New No-Code Tool 'Activepieces' Arrives
An open-source automation platform called Activepieces is emerging as a new option for SMBs and agencies. It features an AI agent builder for creating adaptive workflows, positioning it as a more context-aware alternative to strictly rule-based tools like Zapier.
Founded in 2022 and backed by Y Combinator, Activepieces has raised $500K in seed funding. The Newark-based company aims to differentiate itself from established players with an open-source, AI-first approach, allowing for greater customization and data control. Unlike the per-task pricing model common to many automation platforms, Activepieces offers a self-hosted Community Edition with no task limits, appealing to users with strict data privacy needs or those looking to avoid scalable costs. Its cloud-based plans are priced per "flow," providing a more predictable cost structure as automation usage grows. The platform is built on TypeScript, and its open ecosystem encourages community contributions; over 60% of its 280+ integrations, called "pieces," are community-developed. This developer-friendly framework allows for deep customization, including features like hot reloading for local development. Activepieces moves beyond simple "if-this-then-that" logic by enabling the creation of AI agents that can sense, plan, and act.
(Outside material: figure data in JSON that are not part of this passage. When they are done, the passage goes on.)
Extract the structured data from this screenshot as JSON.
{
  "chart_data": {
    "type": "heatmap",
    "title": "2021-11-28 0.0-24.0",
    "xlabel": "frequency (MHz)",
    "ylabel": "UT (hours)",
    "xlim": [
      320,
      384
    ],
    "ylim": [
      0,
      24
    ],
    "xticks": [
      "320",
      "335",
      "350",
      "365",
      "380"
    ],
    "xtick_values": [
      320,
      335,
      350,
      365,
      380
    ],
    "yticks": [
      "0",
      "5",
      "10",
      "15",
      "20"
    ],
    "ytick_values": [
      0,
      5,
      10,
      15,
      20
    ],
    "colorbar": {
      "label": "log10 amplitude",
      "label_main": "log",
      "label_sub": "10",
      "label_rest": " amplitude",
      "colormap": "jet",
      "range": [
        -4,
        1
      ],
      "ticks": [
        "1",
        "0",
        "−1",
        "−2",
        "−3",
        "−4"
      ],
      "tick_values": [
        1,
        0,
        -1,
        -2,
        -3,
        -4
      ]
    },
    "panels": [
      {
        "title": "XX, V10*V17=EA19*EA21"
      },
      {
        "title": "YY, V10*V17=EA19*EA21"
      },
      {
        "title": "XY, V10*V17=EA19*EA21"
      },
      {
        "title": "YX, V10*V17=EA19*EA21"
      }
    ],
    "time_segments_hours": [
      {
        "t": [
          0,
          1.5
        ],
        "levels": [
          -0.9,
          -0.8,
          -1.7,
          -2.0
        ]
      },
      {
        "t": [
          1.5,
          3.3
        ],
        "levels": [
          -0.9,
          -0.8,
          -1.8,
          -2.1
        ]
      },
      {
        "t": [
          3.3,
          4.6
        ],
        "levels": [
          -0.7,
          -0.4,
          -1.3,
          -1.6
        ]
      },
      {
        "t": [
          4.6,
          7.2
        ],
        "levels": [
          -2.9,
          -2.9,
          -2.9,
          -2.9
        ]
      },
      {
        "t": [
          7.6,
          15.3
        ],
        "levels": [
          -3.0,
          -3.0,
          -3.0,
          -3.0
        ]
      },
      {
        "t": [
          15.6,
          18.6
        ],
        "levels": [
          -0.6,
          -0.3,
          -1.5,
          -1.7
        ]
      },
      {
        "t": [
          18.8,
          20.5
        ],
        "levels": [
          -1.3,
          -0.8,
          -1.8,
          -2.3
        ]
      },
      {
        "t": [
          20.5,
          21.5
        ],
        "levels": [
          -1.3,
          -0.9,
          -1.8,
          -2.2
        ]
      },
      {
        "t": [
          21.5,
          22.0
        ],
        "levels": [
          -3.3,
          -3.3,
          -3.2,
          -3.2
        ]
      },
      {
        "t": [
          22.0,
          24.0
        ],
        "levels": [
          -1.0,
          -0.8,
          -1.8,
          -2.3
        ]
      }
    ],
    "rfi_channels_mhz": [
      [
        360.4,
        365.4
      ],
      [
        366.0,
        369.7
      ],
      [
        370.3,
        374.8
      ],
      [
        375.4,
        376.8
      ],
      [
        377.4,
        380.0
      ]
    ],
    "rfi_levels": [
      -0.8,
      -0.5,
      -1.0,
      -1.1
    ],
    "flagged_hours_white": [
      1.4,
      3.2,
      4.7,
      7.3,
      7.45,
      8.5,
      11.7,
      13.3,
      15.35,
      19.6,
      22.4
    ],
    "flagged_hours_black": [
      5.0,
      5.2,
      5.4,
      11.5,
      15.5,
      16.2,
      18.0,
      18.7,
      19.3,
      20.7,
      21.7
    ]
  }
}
These agents leverage integrations with AI models like OpenAI and Claude to perform more complex, context-aware tasks such as summarizing information or making decisions within a workflow. For businesses, the platform offers enterprise-ready features like single sign-on (SSO), audit logs, and custom roles. The ability to self-host ensures that all credentials and workflow data remain within an organization's own infrastructure, addressing key security and compliance requirements. The no-code AI platform market is projected to grow significantly, with some estimates suggesting it could reach over $75 billion by 2034. This growth is driven by the increasing need for businesses, particularly SMBs, to adopt AI solutions without requiring dedicated data science teams.